Onderstaande omschrijving verduidelijkt de beoordeling van de algemene doelgroepen ‘personen met een ernstige communicatieve beperking’ uit de hulpmiddelenfiches.
Als de spraak- of taalfunctie gestoord is, kan dit resulteren in een belangrijk participatieprobleem. De spraak- of taalfunctie kan gestoord zijn omwille van een primaire of secundaire taal- of spraakstoornis of een neurocognitieve stoornis in het domein van taal, als gevolg van een niet-aangeboren hersenletsel. Het onvermogen om zich op een functionele manier uit te drukken, bepaalt of iemand nood heeft aan ondersteunende of alternatieve communicatiehulpmiddelen. Om voor het VAPH te voldoen aan de beschrijving van deze doelgroep, moet een persoon ten eerste een ernstige (primaire of secundaire) spraak- of taalstoornis of een neurocognitieve stoornis in het domein van de taal hebben. Bovendien moet aan volgende voorwaarde voldaan zijn:
- De communicatieve beperking is ernstig. Dat wil zeggen dat de persoon zich in verschillende dagelijkse situaties niet functioneel kan uiten.

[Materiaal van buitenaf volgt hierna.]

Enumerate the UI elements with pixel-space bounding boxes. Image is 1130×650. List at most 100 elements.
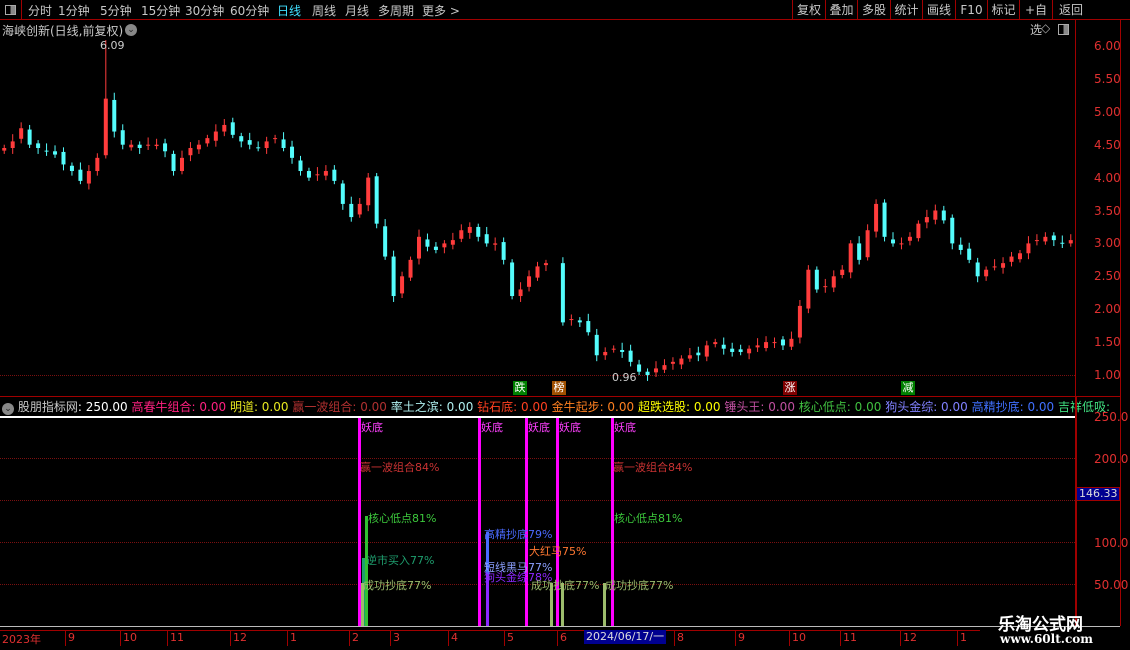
candle bbox=[882, 199, 887, 242]
high-label: 6.09 bbox=[100, 39, 125, 52]
tab-fenshi[interactable]: 分时 bbox=[28, 2, 52, 19]
date-tick: 5 bbox=[507, 631, 514, 644]
candle bbox=[171, 150, 176, 176]
candle bbox=[103, 40, 108, 159]
candle bbox=[840, 265, 845, 279]
toolbar: 分时 1分钟 5分钟 15分钟 30分钟 60分钟 日线 周线 月线 多周期 更… bbox=[0, 0, 1130, 37]
candle bbox=[933, 204, 938, 225]
price-tick: 3.00 bbox=[1094, 236, 1121, 251]
candle bbox=[1017, 249, 1022, 263]
ind-tick: 50.00 bbox=[1094, 578, 1129, 592]
indicator-value: : 250.00 bbox=[77, 400, 128, 414]
draw-button[interactable]: 画线 bbox=[922, 0, 955, 20]
candle bbox=[383, 219, 388, 260]
candle bbox=[146, 137, 151, 150]
tab-weekly[interactable]: 周线 bbox=[312, 2, 336, 19]
tab-multi-period[interactable]: 多周期 bbox=[378, 2, 414, 19]
candle bbox=[907, 232, 912, 246]
ind-tick: 100.0 bbox=[1094, 536, 1129, 550]
candle bbox=[967, 242, 972, 264]
price-tick: 4.00 bbox=[1094, 170, 1121, 185]
statistics-button[interactable]: 统计 bbox=[890, 0, 922, 20]
ind-tick: 200.0 bbox=[1094, 452, 1129, 466]
candle bbox=[738, 344, 743, 356]
candle bbox=[19, 122, 24, 144]
date-tick: 12 bbox=[233, 631, 247, 644]
indicator-legend: ⌄ 股朋指标网: 250.00 高春牛组合: 0.00 明道: 0.00 赢一波… bbox=[2, 398, 1110, 415]
candle bbox=[459, 224, 464, 243]
label-chenggong: 成功抄底77% bbox=[363, 579, 432, 592]
candle bbox=[527, 270, 532, 292]
candle bbox=[569, 314, 574, 326]
yaodi-label: 妖底 bbox=[614, 421, 636, 434]
restore-rights-button[interactable]: 复权 bbox=[792, 0, 825, 20]
legend-item: 明道: 0.00 bbox=[229, 400, 293, 414]
candle bbox=[789, 331, 794, 350]
legend-item: 高精抄底: 0.00 bbox=[971, 400, 1058, 414]
candle bbox=[179, 150, 184, 175]
price-tick: 2.50 bbox=[1094, 269, 1121, 284]
candle bbox=[467, 222, 472, 239]
candle bbox=[958, 237, 963, 255]
candlestick-chart[interactable] bbox=[0, 20, 1075, 396]
collapse-icon[interactable]: ⌄ bbox=[2, 403, 14, 415]
candle bbox=[357, 197, 362, 218]
tab-15min[interactable]: 15分钟 bbox=[141, 2, 180, 19]
candle bbox=[713, 338, 718, 348]
candle bbox=[349, 196, 354, 222]
price-tick: 1.50 bbox=[1094, 335, 1121, 350]
candle bbox=[450, 232, 455, 250]
date-tick: 8 bbox=[677, 631, 684, 644]
candle bbox=[755, 338, 760, 352]
candle bbox=[696, 346, 701, 362]
candle bbox=[645, 368, 650, 381]
candle bbox=[1051, 232, 1056, 247]
candle bbox=[188, 142, 193, 162]
price-tick: 4.50 bbox=[1094, 137, 1121, 152]
date-tick: 10 bbox=[792, 631, 806, 644]
back-button[interactable]: 返回 bbox=[1052, 0, 1120, 20]
label-gaojing: 高精抄底79% bbox=[484, 528, 553, 541]
candle bbox=[433, 242, 438, 254]
tab-60min[interactable]: 60分钟 bbox=[230, 2, 269, 19]
candle bbox=[112, 92, 117, 138]
date-tick: 2 bbox=[352, 631, 359, 644]
label-dahongma: 大红马75% bbox=[529, 545, 587, 558]
add-watchlist-button[interactable]: +自选 bbox=[1019, 0, 1052, 37]
candle bbox=[577, 317, 582, 327]
candle bbox=[391, 250, 396, 302]
candle bbox=[891, 232, 896, 247]
candle bbox=[831, 270, 836, 293]
candle bbox=[442, 240, 447, 254]
candle bbox=[747, 345, 752, 360]
candle bbox=[239, 132, 244, 148]
multi-stock-button[interactable]: 多股 bbox=[857, 0, 890, 20]
overlay-button[interactable]: 叠加 bbox=[825, 0, 857, 20]
legend-item: 锤头王: 0.00 bbox=[724, 400, 799, 414]
candle bbox=[857, 236, 862, 265]
candle bbox=[2, 144, 7, 154]
candle bbox=[501, 237, 506, 265]
candle bbox=[1009, 251, 1014, 267]
candle bbox=[36, 140, 41, 154]
indicator-name: 股朋指标网 bbox=[17, 400, 78, 414]
candle bbox=[264, 136, 269, 154]
candle bbox=[586, 313, 591, 336]
tab-more[interactable]: 更多 > bbox=[422, 2, 460, 19]
tab-monthly[interactable]: 月线 bbox=[345, 2, 369, 19]
mark-button[interactable]: 标记 bbox=[987, 0, 1019, 20]
tab-1min[interactable]: 1分钟 bbox=[58, 2, 90, 19]
candle bbox=[1001, 257, 1006, 274]
tab-30min[interactable]: 30分钟 bbox=[185, 2, 224, 19]
layout-toggle-icon[interactable] bbox=[0, 0, 22, 20]
tab-5min[interactable]: 5分钟 bbox=[100, 2, 132, 19]
tab-daily[interactable]: 日线 bbox=[277, 2, 301, 19]
candle bbox=[400, 271, 405, 299]
candle bbox=[637, 359, 642, 375]
candle bbox=[120, 124, 125, 150]
f10-button[interactable]: F10 bbox=[955, 0, 987, 20]
candle bbox=[704, 340, 709, 362]
candle bbox=[823, 278, 828, 293]
candle bbox=[679, 355, 684, 370]
candle bbox=[670, 357, 675, 370]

- De communicatieve beperking is definitief. Dat betekent dat ze niet of onvoldoende verholpen kan worden door middel van therapie of technieken.
- De communicatieve beperking zorgt voor een participatieprobleem. De persoon kan zijn noden onvoldoende uiten, kan niet of onvoldoende deelnemen aan sociale activiteiten ...
Meer informatie over de diagnose van een taal- of spraakstoornis, de vereisten van het onderzoek en de voorwaarden voor de erkenning van de handicap, vindt u op deze website bij de informatie over module A.
Als er eerder al een functiebeperking en interventieniveau toegekend werd door de vroegere provinciale evaluatiecommissie (PEC):
- Voor personen die eerder functiebeperking en interventieniveau ‘aanvulling/vervanging spraak’ toegekend kregen, moet geen bijkomende informatie geleverd worden voor aanvragen voor de algemene doelgroep ‘personen met een ernstige communicatieve beperking’.